The Main Library celebrates 120 years as a public library, and 20 years in the current Main Library building this October. View a brief one-page timeline (pdf) or scroll down this page for a more detailed look.


1885

James Scoville purchased land at Lake Street and Oak Park Avenue from the area’s first non-native family to settle here (Joseph and Betty Kettlestrings). Scoville helped establish a Pastor’s Library room at First Congregational Church (now First United Church) next door to the current Main Library building. Eventually, this library moved into a room in a frame building on Lake Street near Harlem Avenue. After Scoville announced he would donate money for the construction of a new library building, the cornerstone of The Scoville Institute was laid at 834 Lake St. in 1886. Completed two years later, the building served as a private subscription library—until Oak Park voters approved a tax to fund a public library in 1902.

1903

Oak Parkers elected their first Library Board of Trustees and used the Scoville Institute building as a single location for Oak Park’s first public library.

1939

A space needs study found the Scoville building is “obsolete and wholly unsatisfactory” for a public library space—despite strong community sentiment for its Victorian-era design.

1961

The community approved a bond issue to construct a smaller and more modern public library building—after three referendum attempts.

1964

The new main library building, designed by the architectural firm of Holabird and Root, was dedicated on May 31. It had a full basement, a full first floor with an open design for future flexibility, and a second floor covering half the building width for a total of 42,324 square feet.

1977

About 13 years later, more use and services demanded more space. The second floor was expanded to the full building width, adding 8,000 square feet for new children’s and audiovisual areas.
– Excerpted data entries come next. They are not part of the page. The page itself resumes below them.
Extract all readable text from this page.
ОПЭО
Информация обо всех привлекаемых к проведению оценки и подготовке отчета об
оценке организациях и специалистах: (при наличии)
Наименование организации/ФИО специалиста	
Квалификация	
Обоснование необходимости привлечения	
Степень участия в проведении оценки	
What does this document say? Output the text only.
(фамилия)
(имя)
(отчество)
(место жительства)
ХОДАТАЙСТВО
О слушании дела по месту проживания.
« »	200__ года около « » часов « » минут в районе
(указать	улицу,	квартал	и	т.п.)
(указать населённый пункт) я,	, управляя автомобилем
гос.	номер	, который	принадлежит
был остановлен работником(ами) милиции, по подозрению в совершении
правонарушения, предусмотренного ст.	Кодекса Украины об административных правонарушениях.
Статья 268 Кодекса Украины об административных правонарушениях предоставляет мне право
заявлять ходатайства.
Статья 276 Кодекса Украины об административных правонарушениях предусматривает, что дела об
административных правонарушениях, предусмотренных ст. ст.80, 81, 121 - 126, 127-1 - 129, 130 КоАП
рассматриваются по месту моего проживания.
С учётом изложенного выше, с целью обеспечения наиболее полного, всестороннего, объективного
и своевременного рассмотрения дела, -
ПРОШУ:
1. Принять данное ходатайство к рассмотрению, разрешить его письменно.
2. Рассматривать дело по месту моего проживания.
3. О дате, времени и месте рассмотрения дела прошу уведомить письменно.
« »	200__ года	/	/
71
The architectural firm Hammond and Beeby, the same firm that later designed the Harold Washington Library Center in Chicago, designed the expansion. Yet in the 20 years to follow, continued growth led to crowded facilities. Computers, large-type books for visually impaired readers, and an array of audiovisual material had been added. Staff work areas were moved to the basement, an area not originally created for work or public space.

1999

To make expand its footprint north, the library acquired the adjacent property and then relocated the structure there—the Hemingway Interim House. This delicate feat of engineering success was done after a Citizen’s Committee for Library Space Needs recommended a much larger building be constructed—one doubling the current design—to 100,000 square feet or more.

2000

Oak Park voters approved a library referendum for $30 million to build a larger building and to accelerate repairs of the 63-year-old Maze Branch Library. Nagle Hartray Danker Kagan McKay Architect Planners of Chicago were named architects and Eva Maddox Associates, Inc. of Chicago was selected to design the interior. Proposed at three stories, the new building was designed to offer flexibility to meet future community needs.

The community bid a final farewell to its second library building in November 2001. A month later, temporary library services opened at 215 Harlem Ave. in Forest Park. In the spring of 2002, the old building at 834 Lake St. was demolished and a groundbreaking for the new building was celebrated.

2003

Construction of the current main library building was completed on schedule and under budget. On Octtober 5, the building opened to the public at 834 Lake Street.

2015

Supported by state grant funding secured by Illinois Rep. La Shawn K. Ford, significant building improvements added an open first-floor community gathering space as well as three more study rooms on the library’s third floor.